CapitaLand Limited, one of Asia’s largest real estate companies certainly believes so. Mr. Tan Seng Chai, Group Chief People Officer of CapitaLand Limited and Chairman of the CapitaLand Sustainability Steering Committee, says, “Guided by our credo ‘Building People. Building Communities.’, we want to build a lasting company that adds value to our stakeholders across our diversified global real estate portfolio. We take a proactive and holistic approach that integrates sustainability into our policies, structure, management, and operations.”
A strong advocate of transparency, the publicly listed company was also one of the first companies in Singapore to voluntarily publish its first annual sustainability report, in 2009, prior to the guidelines and requirements issued by the Singapore Exchange.
CapitaLand’s persistent drive for operational efficiency in energy and water consumption has amounted to utilities cost avoidance for the Group in excess of S$108 million through FY 2016 since 2009. For example, in China, the upgraded water fixtures and meters in the company’s integrated developments, such as Raffles City Beijing and Raffles City Shanghai, have helped to achieve an estimated utility savings of S$72,000 annually. The two buildings are Leadership in Energy and Environmental Design (LEED) Gold certified.
The company has also recently been recognized as the world’s most sustainable corporation in real estate development and management in the 2018 Global 100 Most Sustainable Corporations in the World rankings.
Increasingly, savvy investors also recognize the interdependence between the community and business.

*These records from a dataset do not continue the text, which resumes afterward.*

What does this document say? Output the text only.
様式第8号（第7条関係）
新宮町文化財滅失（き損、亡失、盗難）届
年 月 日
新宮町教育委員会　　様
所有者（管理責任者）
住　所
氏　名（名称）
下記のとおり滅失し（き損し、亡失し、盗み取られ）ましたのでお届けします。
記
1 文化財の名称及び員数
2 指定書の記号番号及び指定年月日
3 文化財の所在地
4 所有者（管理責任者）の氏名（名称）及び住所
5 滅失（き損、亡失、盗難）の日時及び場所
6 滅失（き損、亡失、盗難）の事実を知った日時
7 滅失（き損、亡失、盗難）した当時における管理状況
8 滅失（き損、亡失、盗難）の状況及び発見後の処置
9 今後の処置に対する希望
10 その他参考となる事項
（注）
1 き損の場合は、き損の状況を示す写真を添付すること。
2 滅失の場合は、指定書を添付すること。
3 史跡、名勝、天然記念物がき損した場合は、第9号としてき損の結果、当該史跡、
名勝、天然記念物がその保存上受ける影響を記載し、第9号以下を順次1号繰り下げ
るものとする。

“We recognize that the long-term success of our business is closely linked with the health and prosperity of the communities we operate in,” shares Mr. Tan. Every year, CapitaLand allocates up to 0.5% of its net profit to CapitaLand Hope Foundation, the philanthropic arm of CapitaLand, to promote social growth and development of underprivileged children with respect to their education, healthcare, and shelter needs. Mr. Tan is also the Executive Director for CapitaLand Hope Foundation.

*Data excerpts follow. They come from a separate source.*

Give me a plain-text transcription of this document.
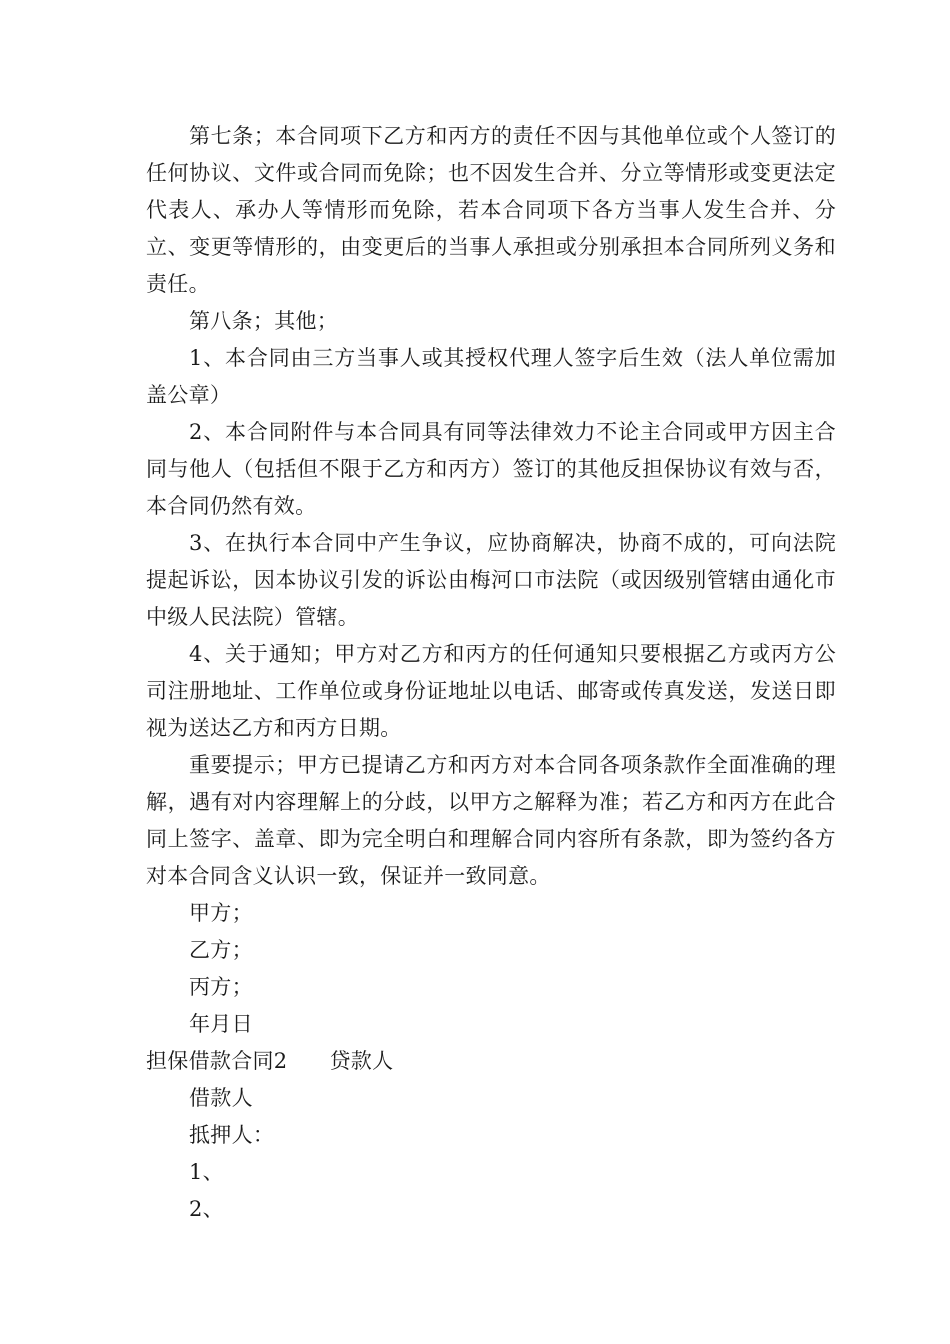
第七条；本合同项下乙方和丙方的责任不因与其他单位或个人签订的任何协议、文件或合同而免除；也不因发生合并、分立等情形或变更法定代表人、承办人等情形而免除，若本合同项下各方当事人发生合并、分立、变更等情形的，由变更后的当事人承担或分别承担本合同所列义务和责任。

第八条；其他；

1、本合同由三方当事人或其授权代理人签字后生效（法人单位需加盖公章）

2、本合同附件与本合同具有同等法律效力不论主合同或甲方因主合同与他人（包括但不限于乙方和丙方）签订的其他反担保协议有效与否，本合同仍然有效。

3、在执行本合同中产生争议，应协商解决，协商不成的，可向法院提起诉讼，因本协议引发的诉讼由梅河口市法院（或因级别管辖由通化市中级人民法院）管辖。

4、关于通知；甲方对乙方和丙方的任何通知只要根据乙方或丙方公司注册地址、工作单位或身份证地址以电话、邮寄或传真发送，发送日即视为送达乙方和丙方日期。

重要提示；甲方已提请乙方和丙方对本合同各项条款作全面准确的理解，遇有对内容理解上的分歧，以甲方之解释为准；若乙方和丙方在此合同上签字、盖章、即为完全明白和理解合同内容所有条款，即为签约各方对本合同含义认识一致，保证并一致同意。

甲方；

乙方；

丙方；

年月日

担保借款合同2 贷款人

借款人

抵押人：

1、

2、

The company is also a strong advocate for volunteerism. In 2006, CapitaLand was one of the first companies to formalize three days of Volunteer Service Leave for its staff. This has helped create a positive and vibrant corporate culture, improving staff recruitment and retention. Based on post-volunteer surveys, more than 87% of staff volunteers feel proud and enjoy working at CapitaLand.
To enhance long-term returns and reduce risks, CapitaLand also upholds high standards of corporate governance to safeguard shareholders’ interest, and enhance business resilience and agility. With a robust enterprise risk management framework in place, the company’s employee code of business conduct, a bribery and corruption prevention policy, and a whistle-blowing policy further safeguard the company against external risks.
Taking a broader view, Mr. Tan adds, “To build a trusted and respected business enterprise, CapitaLand not only requires a belief in strong corporate governance, but also in being transparent, having open communications, and continually engaging our stakeholders.”